Westminster has been reeling from an expenses scandal that shows no sign of ending. MPs have been claiming for duck-ponds, moat cleaning, second homes no-where near their constituencies, teddy bears and trouser presses. It’s been a shaming experience for a parliament that’s always seen itself as a cut above those corrupt continentals. Yet it’s Labour who are getting the blame more than the Conservatives for this petty corruption and greed. The two main parties have been up to their necks in milking the system, yet Brown is feeling most of the heat.
Most of the problem lies in the contrast in style and perception between Brown and David Cameron. Brown’s cerebral, Cameron’s verbal: one is tainted as ‘ancien regime’, the other represents the new. Cameron is seen as a man of action, Brown as hesitant. This may not be the reality but they are the perceptions. ‘Dour Scotsman’ is proving to be an impossible label for the Prime Minister to shake off.
Up until comparatively recently, Gordon Brown was starting to make a come back. His success at macro-management of economic responses to the global recession and his organisation and direction of the G20 Summit was garnering him plaudits in the international press and brought him to within five/six points of the Tories. He was winning support as someone who didn’t panic during a crisis and played the long game. And then the smallest of incidents tripped him up. Two of his political cronies were uncovered plotting to spread rumours on the web about Tory opponents. The mood of the Press changed overnight. All momentum from the G20 was lost and the ‘Daily Telegraph’ started printing story after story about sleaze in parliament. His fight back collapsed.
The Obama factor has had a negative impact on Gordon Brown too. Obama is young, vibrant and hip in European and British eyes. Brown is not. The contrast is cruel but then politics has never been about fairness. The much vaunted hope that some of Obama’s charisma would rub-off on Brown has not come to fruition; David Cameron, product of an elite background and education looks more likely to benefit from the ‘outsider’ anti-establishment candidate tag than Brown does.
Brown shares a large part of the blame for the depth of the economic recession in the UK. His reliance on ‘light-touch’ and ‘Principle-Based’ regulation, i.e. minimal regulation, had disastrous consequences for the taxpayer after the City gorged itself on its freedoms. A large part of his growth model proved to be illusory – he will leave Britain in debt for years to come and with social justice, a sine-qua non of the Labour Party, as far away in some sectors as it was in 1997 when the Tories were booted out. Yet, Bill Clinton and other ‘Third-Way’ politicians were believed in the same creed and acted in the same manner. He was a product of, as well as a maker of, his times.
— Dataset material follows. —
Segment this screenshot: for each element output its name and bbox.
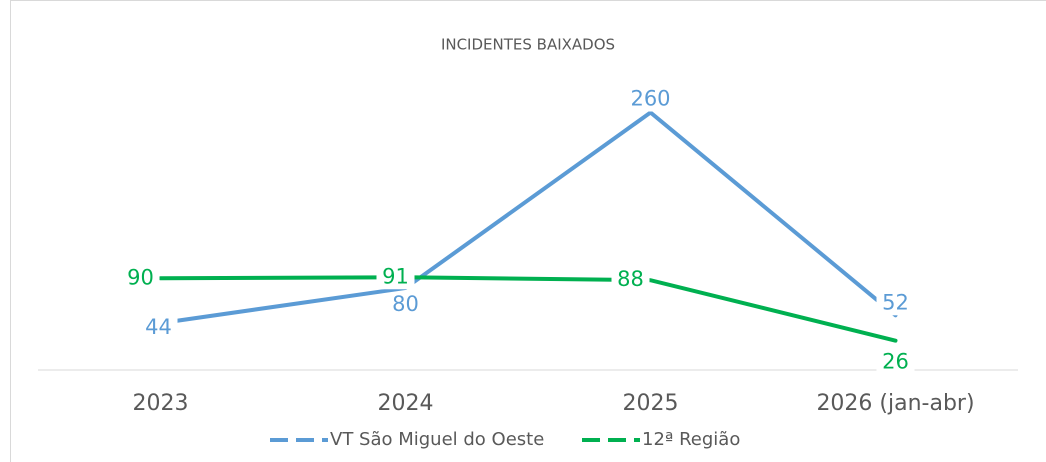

The forthcoming European parliamentary elections will see Labour hammered. British voters will swing to the fringe parties, including the fascist BNP. And there will be calls for a swift coup to replace Brown – his allies in the ‘Guardian’ have deserted him. He is in a very lonely place. If Labour tanks spectacularly, the sharks will move in for the kill.
Brown has come out fighting but it’s the fighting of a man being battered against the ropes. His proposed parliamentary reforms may have merits but the electorate doesn’t want to listen. His re-shuffle will replace key personnel with new faces or familiar faces in new roles. He is preparing his responses to the expected electoral calamity. Gordon Brown is no more corrupt than Tony Blair, John Major or any Prime Minister before him; he runs the risk, however, of having his administration scoured with muck of political venality.